EVALUATING THE REGIONAL SCALE POTENTIAL FOR (INDUCED?) SEISMICITY IN THE NORTHERN APPALACHIAN BASIN AND THE NORTHEASTERN US AND SOUTHEASTERN CANADA FROM POTENTIAL FIELDS, SEISMICITY, AND THE WORLD STRESS MAP
Analyses of gravity and magnetic fields affords not only the uniformity of coverage, but, after calibration with independent data sets, it enables structural analyses beneath thick sedimentary cover. Multiscale-edge Poisson wavelet analyses of potential fields ("worms") have a physical interpretation as the locations of lateral boundaries in a source distribution that exactly generates the observed field. Not all worms are faults, and of faults, only a subset might be active. Also, worms are only sensitive to steeply dipping structures. To identify some active structures, we plot worms and intraplate earthquakes from the NEIC, and EarthScope TA catalogs. Worms within a small distance of epicenters are tracked spatially. To within errors in location, this is a sufficient condition to identify structures that might be active faults, which we categorize with higher risk than other structures.
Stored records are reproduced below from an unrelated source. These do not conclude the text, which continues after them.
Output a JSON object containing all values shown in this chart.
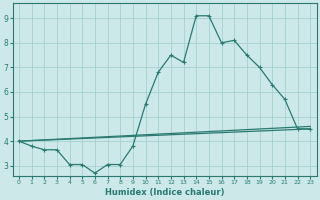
{
  "xlabel": "Humidex (Indice chaleur)",
  "bg_color": "#cce8e8",
  "grid_color": "#9ecece",
  "line_color": "#2a7a72",
  "xlim": [
    -0.5,
    23.5
  ],
  "ylim": [
    2.6,
    9.6
  ],
  "xticks": [
    0,
    1,
    2,
    3,
    4,
    5,
    6,
    7,
    8,
    9,
    10,
    11,
    12,
    13,
    14,
    15,
    16,
    17,
    18,
    19,
    20,
    21,
    22,
    23
  ],
  "yticks": [
    3,
    4,
    5,
    6,
    7,
    8,
    9
  ],
  "line1_x": [
    0,
    1,
    2,
    3,
    4,
    5,
    6,
    7,
    8,
    9,
    10,
    11,
    12,
    13,
    14,
    15,
    16,
    17,
    18,
    19,
    20,
    21,
    22,
    23
  ],
  "line1_y": [
    4.0,
    3.8,
    3.65,
    3.65,
    3.05,
    3.05,
    2.7,
    3.05,
    3.05,
    3.8,
    5.5,
    6.8,
    7.5,
    7.2,
    9.1,
    9.1,
    8.0,
    8.1,
    7.5,
    7.0,
    6.3,
    5.7,
    4.5,
    4.5
  ],
  "line2_x": [
    0,
    23
  ],
  "line2_y": [
    4.0,
    4.5
  ],
  "line3_x": [
    0,
    23
  ],
  "line3_y": [
    4.0,
    4.6
  ]
}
Plotting worms within World Stress Map σ1 directions yields an alternative approach to identifying structures most likely to be reactivated. Here, we use worms to identify structures with strikes favorably oriented for failure by Byerlee's law. While this might be a necessary criterion for fault activation it is not a sufficient one, owing to the lack of detailed information about stress magnitudes throughout the region.